Just watch the distance that Pub politicians start putting between themselves and the Bush admin. RINOville's population will grow dramatically. We will see an "incompetence" campaign of spin, lies, distortion, and blame that the Pubs won't be able to counter. Pathetic, but nothing is beneath them - as the casket pictures demonstrated. Think our Moonbats are any more principled? Lol - same ANSWER school of propaganda.

Everything, low-tax prosperity, the WoT, immigration, the entire lot of issues will be sidelined in a feeding frenzy. Some assclown like Hillary will win in 2008 - and we may never recover... I suggest that if we do, it will be because we have a Second Civil War. And I mean a bloody no-shit event. This will be triggered by the efforts to subjugate the US to the UN / Tranzi wet-dream BS. Enough folks, armed and Jacksonian, will "object" and choose to fight, not flee or kow-tow. The outcome, well, I haven't a clue since the US Mil would be under the control of the wrong side - and that's a choice that those most principled Americans will struggle with mightily before deciding. And who knows - maybe German citizens will have "gotten it" by then - and come to our rescue.

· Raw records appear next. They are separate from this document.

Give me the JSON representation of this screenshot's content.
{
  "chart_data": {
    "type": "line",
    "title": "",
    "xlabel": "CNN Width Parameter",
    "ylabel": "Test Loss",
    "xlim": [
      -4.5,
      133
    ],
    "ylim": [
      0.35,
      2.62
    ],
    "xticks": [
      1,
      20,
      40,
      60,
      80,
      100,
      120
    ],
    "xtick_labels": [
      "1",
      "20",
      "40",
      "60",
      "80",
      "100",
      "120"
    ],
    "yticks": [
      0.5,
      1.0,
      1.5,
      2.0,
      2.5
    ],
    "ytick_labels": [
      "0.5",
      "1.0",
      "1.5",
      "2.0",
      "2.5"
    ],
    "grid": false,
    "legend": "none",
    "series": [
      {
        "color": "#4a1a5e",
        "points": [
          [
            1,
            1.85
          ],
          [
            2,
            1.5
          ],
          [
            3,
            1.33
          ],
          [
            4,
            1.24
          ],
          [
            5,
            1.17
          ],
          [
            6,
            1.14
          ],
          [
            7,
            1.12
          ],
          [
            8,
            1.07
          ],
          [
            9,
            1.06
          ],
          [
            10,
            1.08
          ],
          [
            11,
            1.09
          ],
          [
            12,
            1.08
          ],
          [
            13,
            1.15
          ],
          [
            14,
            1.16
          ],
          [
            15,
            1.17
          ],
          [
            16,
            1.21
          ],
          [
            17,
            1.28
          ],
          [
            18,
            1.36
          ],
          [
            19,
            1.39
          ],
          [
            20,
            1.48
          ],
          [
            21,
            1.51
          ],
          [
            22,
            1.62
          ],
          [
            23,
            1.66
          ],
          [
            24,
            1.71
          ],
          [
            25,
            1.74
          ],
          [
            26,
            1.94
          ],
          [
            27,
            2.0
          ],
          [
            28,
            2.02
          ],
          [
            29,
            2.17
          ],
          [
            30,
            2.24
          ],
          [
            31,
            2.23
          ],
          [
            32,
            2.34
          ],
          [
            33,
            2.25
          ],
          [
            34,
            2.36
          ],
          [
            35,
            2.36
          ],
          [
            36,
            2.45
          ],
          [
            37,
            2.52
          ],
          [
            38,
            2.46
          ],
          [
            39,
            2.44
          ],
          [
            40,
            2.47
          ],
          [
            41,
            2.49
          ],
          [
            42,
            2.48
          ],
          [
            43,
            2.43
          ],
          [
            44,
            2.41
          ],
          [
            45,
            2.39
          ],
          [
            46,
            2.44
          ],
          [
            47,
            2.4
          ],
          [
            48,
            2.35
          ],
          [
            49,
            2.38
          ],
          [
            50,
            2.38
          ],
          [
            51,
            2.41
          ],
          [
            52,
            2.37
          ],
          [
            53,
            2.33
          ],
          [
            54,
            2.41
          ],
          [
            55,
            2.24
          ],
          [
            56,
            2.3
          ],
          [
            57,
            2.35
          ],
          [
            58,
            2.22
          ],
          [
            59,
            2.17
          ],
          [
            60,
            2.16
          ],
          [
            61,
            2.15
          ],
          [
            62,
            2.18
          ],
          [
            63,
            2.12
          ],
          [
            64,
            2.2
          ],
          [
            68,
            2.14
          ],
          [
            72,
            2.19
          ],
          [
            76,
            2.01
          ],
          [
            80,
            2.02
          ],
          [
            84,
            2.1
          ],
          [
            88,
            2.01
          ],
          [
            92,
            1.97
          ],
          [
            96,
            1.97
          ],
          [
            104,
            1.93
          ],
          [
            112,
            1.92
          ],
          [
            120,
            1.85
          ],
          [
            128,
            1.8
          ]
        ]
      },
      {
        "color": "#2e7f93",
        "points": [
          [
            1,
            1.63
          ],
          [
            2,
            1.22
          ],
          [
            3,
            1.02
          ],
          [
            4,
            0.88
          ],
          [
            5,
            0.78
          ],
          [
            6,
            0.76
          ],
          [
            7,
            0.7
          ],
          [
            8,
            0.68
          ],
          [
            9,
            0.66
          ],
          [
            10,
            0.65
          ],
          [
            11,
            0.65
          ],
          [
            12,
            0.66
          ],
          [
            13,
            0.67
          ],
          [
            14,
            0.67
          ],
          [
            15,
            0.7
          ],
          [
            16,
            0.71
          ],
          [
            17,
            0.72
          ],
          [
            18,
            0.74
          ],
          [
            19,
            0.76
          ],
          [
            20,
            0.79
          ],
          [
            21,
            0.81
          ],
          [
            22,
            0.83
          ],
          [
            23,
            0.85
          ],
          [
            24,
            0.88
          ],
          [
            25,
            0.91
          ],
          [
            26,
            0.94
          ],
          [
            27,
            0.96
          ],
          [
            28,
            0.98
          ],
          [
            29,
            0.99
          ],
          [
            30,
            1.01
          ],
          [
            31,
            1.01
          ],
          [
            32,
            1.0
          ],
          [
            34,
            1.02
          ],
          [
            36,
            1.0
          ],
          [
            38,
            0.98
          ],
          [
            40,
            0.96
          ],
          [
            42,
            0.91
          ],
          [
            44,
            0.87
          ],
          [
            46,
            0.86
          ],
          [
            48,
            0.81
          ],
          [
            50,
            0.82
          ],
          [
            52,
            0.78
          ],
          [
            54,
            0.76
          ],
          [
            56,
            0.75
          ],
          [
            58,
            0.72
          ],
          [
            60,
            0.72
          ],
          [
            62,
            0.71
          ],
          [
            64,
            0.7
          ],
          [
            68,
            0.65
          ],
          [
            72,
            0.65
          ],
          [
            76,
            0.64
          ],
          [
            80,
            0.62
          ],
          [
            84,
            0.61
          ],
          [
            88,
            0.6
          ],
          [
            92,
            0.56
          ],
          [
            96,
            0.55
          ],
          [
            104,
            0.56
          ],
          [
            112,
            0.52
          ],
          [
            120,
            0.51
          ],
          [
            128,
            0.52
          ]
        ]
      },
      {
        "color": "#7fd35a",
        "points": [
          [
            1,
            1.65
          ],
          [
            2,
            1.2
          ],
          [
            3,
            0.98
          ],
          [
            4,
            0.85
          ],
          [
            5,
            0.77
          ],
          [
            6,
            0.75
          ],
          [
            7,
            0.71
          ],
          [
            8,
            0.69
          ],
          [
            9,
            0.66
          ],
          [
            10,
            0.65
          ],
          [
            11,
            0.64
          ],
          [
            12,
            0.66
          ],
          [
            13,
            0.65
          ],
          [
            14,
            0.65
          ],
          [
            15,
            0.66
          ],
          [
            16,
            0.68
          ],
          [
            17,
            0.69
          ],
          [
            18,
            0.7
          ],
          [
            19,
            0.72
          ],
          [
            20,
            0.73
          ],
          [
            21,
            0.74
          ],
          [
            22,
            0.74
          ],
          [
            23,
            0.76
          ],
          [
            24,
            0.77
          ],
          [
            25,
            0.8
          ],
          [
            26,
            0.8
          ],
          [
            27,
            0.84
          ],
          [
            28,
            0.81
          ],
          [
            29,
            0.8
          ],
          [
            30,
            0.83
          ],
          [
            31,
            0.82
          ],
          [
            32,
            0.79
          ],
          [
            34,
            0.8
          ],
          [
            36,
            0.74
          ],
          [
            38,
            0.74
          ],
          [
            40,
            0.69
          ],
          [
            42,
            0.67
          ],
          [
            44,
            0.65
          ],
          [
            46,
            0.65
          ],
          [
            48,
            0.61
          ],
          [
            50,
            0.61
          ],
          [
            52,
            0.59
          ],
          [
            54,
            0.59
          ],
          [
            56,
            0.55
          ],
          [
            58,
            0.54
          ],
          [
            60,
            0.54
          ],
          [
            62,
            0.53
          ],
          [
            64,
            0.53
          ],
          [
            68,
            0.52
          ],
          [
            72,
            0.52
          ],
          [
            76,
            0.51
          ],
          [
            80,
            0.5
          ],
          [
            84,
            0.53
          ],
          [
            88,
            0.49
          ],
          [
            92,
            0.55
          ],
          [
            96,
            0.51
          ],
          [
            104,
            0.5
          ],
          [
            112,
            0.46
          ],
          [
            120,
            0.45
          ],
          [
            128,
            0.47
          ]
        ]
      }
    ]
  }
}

Heh.

I think the Fat Lady's name is Katrina.

Grins, TGA, heh.
Posted by: .com   2005-09-18 14:39  

#9  The area around Richmond, Virginia, is nice, TGA (but steer clear of the city itself).

Though perhaps a little humid in the summer. ;-p

Here's hoping you don't actually need to start looking....
Posted by: Barbara Skolaut   2005-09-18 14:35  

#8  CDU/CSU: 35.3
FDP: 10.1

SPD: 34.1
Greens: 8.1
Left: 8.5
Posted by: True German Ally   2005-09-18 13:53  

#7  Check out Roosevelt Lake,TGA.Property price are low,and the lake is fantastic.About 350 miles of shoreline,with good fishing and all the other water sports too.
Posted by: raptor   2005-09-18 13:30  

#6  I will be looking for property in the United States
Posted by: True German Ally   2005-09-18 13:01  

#5  Betfair have Angela Merkel's CDU on $1.01
i.e around 90/1 on and Schroeder on about $20
Yhis is about as guaranteed as you can get under the Efficient Market Hypothesis.
It has been 100 % correct over the last 6 years that I've tracking it.
Posted by: Groluns Snoluter6338   2005-09-18 12:53  

#4  Links for the election:
http://tinyurl.com/cnrqu
"On election day, CNN will be live in Germany as the results unfold starting at 1530 GMT (1730 CET)."
http://tinyurl.com/datq8
General CNN German Election news items.
http://tinyurl.com/c7e6f
Deutsche Welle Election news.
http://www.onlinenewspapers.com/germany.htm
Online German newspapers.
Posted by: Anonymoose   2005-09-18 11:36  

#3  If they re-elect Schroeder (who advertised on TV using US Flag draped coffins) we know where we stand with Germany.
Posted by: DMFD   2005-09-18 11:21  

#2  "Germany is a quagmire and we should pull our troops out immediately." -- Cindy Sheehan, et al.
Posted by: Anonymoose   2005-09-18 11:11  

#1  Say whatever you will about Germany's current foreign policy WRT the U.S., it is one heck of a contrast with the 1933-45 period.

Consider further that historicaly speaking, represenative democracy is alien to Germany (see Kaiser, 30 years war, Metternich(sp?), et. al.) our attempt to transplant democracy to such a place seems to have worked reasonably well. I hope this bodes well for our chances here in the middle east.

Good luck to all in Germany, and may you have many sucessful (and peaceful!) elections in the future.